Preoccupa in modo particolare il legame tra questo rigore moralistico e l’ortodossia crescente in alcune comunità sikh dell’Europa occidentale. In Italia, soprattutto nel Nord – dove risiedono oltre 200.000 sikh e si trovano gurdwara importanti come quello di Pessina Cremonese – si osserva una deriva verso una visione del sikhismo sempre più chiusa e selettiva.

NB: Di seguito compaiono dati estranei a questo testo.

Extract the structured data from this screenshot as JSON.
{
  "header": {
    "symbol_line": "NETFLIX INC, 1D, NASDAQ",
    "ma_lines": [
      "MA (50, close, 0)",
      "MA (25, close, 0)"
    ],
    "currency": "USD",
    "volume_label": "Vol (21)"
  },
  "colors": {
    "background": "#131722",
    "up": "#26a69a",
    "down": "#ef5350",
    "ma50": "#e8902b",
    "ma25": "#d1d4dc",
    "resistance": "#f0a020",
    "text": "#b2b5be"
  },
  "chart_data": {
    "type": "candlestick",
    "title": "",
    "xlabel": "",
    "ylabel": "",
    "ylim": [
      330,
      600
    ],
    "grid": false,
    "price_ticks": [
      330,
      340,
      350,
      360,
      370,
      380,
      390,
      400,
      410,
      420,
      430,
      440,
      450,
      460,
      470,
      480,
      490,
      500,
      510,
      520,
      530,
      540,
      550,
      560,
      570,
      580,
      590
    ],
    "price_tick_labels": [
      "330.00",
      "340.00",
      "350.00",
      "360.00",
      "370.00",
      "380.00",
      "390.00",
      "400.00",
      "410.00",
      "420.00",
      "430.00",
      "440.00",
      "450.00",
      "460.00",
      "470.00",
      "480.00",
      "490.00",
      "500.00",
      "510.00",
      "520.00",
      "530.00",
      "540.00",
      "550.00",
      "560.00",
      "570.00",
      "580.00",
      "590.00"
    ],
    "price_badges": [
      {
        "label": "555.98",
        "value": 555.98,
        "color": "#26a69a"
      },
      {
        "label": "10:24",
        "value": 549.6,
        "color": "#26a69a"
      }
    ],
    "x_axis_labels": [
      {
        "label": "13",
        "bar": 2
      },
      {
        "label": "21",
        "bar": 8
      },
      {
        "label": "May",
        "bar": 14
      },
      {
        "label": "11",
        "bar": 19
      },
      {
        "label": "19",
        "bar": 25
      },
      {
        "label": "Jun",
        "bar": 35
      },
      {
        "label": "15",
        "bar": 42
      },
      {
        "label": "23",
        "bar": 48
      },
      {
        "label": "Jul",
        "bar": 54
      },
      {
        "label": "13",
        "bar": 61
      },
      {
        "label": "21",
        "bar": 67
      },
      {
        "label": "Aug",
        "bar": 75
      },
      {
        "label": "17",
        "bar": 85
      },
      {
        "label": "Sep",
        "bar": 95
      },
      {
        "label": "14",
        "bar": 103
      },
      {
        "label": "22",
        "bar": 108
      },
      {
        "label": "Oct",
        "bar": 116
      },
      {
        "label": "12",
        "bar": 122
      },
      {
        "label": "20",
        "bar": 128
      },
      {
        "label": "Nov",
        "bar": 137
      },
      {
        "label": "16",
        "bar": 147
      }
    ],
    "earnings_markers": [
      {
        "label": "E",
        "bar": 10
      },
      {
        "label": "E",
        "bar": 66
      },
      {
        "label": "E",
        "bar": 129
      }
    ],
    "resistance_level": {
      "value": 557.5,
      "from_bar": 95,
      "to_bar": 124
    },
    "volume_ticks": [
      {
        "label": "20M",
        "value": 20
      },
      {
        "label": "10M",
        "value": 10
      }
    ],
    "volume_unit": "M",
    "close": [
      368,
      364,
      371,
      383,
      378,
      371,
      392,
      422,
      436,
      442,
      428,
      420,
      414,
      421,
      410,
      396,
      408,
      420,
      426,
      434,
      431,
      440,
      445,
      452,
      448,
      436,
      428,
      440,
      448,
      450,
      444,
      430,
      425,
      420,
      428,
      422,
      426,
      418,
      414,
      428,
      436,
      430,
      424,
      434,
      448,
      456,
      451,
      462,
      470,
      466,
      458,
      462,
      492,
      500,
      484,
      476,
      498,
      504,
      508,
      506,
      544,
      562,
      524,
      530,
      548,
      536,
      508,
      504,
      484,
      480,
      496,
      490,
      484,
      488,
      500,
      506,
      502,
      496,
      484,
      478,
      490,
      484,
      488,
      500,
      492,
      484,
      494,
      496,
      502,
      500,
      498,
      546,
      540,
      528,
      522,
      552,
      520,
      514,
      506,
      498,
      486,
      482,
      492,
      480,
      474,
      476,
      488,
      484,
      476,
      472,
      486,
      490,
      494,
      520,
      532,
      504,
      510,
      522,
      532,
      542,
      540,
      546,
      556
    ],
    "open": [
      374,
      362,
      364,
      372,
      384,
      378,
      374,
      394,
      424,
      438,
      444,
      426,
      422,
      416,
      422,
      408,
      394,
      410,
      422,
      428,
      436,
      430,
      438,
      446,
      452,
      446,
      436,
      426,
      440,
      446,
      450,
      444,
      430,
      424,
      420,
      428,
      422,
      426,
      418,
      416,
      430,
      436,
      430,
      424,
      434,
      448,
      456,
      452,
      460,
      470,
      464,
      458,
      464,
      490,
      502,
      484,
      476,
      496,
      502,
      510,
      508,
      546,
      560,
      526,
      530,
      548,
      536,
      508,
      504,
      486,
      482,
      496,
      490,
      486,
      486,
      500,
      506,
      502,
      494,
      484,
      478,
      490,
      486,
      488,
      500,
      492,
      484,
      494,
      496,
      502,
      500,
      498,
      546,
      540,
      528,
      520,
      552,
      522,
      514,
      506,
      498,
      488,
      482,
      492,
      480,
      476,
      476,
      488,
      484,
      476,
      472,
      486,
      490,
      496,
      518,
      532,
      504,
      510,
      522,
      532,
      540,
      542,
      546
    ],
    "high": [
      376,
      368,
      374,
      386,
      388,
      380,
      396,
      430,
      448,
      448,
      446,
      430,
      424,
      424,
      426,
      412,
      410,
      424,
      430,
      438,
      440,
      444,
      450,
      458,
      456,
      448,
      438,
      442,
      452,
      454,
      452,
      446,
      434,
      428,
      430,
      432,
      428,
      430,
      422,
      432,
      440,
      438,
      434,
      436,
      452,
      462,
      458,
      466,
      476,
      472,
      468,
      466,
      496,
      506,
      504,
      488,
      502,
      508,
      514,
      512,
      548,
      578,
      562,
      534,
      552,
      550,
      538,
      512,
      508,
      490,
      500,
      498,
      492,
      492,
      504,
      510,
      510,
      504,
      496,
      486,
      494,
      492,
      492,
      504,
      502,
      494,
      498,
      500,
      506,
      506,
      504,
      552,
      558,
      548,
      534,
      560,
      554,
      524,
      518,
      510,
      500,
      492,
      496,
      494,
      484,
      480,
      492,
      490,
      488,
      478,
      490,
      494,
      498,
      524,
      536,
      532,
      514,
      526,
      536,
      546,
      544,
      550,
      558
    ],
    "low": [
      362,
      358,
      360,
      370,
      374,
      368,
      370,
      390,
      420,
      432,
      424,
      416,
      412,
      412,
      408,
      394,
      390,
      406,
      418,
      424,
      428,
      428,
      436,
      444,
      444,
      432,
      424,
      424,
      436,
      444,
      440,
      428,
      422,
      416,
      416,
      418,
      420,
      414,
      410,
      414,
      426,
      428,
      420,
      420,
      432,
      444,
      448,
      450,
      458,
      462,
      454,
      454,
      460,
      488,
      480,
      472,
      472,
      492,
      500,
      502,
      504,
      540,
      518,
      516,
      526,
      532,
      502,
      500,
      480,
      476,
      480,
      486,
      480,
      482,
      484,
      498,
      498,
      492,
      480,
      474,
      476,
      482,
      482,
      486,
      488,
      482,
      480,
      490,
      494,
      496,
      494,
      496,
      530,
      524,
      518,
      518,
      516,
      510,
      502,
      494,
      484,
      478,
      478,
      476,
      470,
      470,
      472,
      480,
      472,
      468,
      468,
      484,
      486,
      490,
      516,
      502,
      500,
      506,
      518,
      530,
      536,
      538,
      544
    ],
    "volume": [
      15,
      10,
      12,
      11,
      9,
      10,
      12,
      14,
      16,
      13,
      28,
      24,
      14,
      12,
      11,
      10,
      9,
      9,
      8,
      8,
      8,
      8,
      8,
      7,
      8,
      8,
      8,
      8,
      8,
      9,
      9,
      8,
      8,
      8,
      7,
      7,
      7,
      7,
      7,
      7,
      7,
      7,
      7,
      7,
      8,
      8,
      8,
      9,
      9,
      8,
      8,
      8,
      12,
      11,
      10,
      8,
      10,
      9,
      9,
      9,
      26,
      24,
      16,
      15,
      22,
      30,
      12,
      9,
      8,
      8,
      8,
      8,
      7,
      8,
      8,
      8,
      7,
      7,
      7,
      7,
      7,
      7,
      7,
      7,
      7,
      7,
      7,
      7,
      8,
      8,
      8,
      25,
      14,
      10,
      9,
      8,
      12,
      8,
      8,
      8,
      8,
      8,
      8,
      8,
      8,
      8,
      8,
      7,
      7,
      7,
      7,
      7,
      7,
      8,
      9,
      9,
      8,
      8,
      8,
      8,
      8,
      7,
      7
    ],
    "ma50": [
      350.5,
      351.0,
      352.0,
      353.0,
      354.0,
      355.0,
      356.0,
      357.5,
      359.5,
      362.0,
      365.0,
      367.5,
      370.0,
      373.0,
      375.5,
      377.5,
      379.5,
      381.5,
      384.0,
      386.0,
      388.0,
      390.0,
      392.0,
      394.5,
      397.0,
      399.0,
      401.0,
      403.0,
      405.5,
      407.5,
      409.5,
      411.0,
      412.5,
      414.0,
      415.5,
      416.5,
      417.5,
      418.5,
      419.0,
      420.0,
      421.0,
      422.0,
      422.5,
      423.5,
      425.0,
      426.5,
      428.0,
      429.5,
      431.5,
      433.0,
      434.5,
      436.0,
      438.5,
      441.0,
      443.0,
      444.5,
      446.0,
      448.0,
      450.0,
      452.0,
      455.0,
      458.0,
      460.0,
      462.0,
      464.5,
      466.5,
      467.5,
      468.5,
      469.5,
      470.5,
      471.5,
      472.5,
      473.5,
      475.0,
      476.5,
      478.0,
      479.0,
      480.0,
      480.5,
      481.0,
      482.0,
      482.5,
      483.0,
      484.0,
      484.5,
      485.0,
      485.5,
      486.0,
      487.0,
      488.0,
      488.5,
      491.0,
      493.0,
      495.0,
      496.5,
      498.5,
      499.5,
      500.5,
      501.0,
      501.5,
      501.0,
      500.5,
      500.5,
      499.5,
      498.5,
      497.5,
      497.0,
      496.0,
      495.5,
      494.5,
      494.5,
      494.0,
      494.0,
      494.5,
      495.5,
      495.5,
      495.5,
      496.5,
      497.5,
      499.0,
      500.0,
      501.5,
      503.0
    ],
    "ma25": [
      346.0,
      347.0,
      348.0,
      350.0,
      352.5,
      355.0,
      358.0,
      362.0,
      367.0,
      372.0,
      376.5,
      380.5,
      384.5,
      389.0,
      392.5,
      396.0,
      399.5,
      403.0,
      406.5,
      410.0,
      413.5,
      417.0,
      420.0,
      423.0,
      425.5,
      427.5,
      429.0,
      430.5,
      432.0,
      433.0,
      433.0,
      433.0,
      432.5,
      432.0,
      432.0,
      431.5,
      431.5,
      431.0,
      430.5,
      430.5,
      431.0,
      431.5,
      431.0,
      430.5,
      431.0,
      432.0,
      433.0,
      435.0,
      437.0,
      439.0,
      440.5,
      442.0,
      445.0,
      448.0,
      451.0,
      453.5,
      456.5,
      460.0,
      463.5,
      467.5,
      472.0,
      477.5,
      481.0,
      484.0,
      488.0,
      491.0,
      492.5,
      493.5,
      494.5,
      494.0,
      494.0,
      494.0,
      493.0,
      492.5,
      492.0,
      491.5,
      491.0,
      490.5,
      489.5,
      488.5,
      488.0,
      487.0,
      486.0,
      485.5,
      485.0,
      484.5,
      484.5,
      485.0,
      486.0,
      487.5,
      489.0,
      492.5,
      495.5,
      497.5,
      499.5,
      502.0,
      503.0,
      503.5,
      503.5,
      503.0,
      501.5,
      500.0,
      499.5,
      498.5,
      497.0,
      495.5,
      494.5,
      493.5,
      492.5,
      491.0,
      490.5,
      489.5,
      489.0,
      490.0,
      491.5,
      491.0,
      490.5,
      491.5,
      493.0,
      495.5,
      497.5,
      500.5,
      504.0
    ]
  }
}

Non mancano episodi, anche se isolati, di ragazze sottoposte a pressioni per accettare matrimoni combinati, giovani donne criticate per non rispettare i codici comunitari più rigidi, tensioni intergenerazionali su modelli di comportamento e libertà individuale. Sebbene in Italia non si siano finora registrati casi di omicidi d’onore legati alla comunità sikh, sono documentate situazioni di controllo sociale e conflitto identitario, soprattutto tra i giovani che cercano di conciliare la cultura migrante con i valori religiosi d’origine.

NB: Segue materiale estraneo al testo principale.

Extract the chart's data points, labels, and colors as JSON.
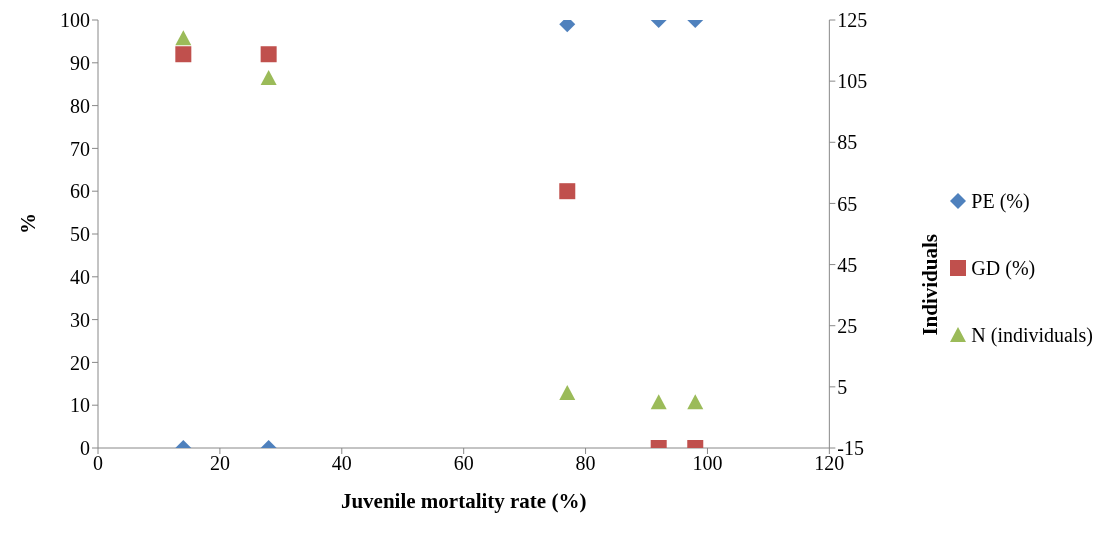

Il rischio, in un contesto segnato da altre forme di radicalizzazione religiosa, è che anche queste dinamiche trovino spazio. Soprattutto dove le autorità spirituali esercitano un’influenza profonda sulla vita familiare, scolastica e comunitaria.

Un monito per tutti

L’assassinio di Kamal Kaur Bhabi impone una presa di posizione chiara e inequivocabile, sia da parte delle istituzioni religiose che da quelle laiche. Le comunità sikh devono dissociarsi apertamente da ogni narrativa che giustifichi crimini in nome della religione o della morale. La politica italiana ha il dovere di vigilare affinché luoghi di culto e associazioni religiose non diventino strumenti di pressione, esclusione o intimidazione — in particolare nei confronti delle donne.

In un’epoca in cui la libertà di espressione e l’autodeterminazione sono sotto attacco, il parallelo con le dinamiche dell’estremismo islamico dimostra che la questione non riguarda una sola religione, ma un certo tipo di visione culturale. Una visione rigida e repressiva che colpisce ovunque le voci emancipate, soprattutto femminili. Una visione che non ci appartiene.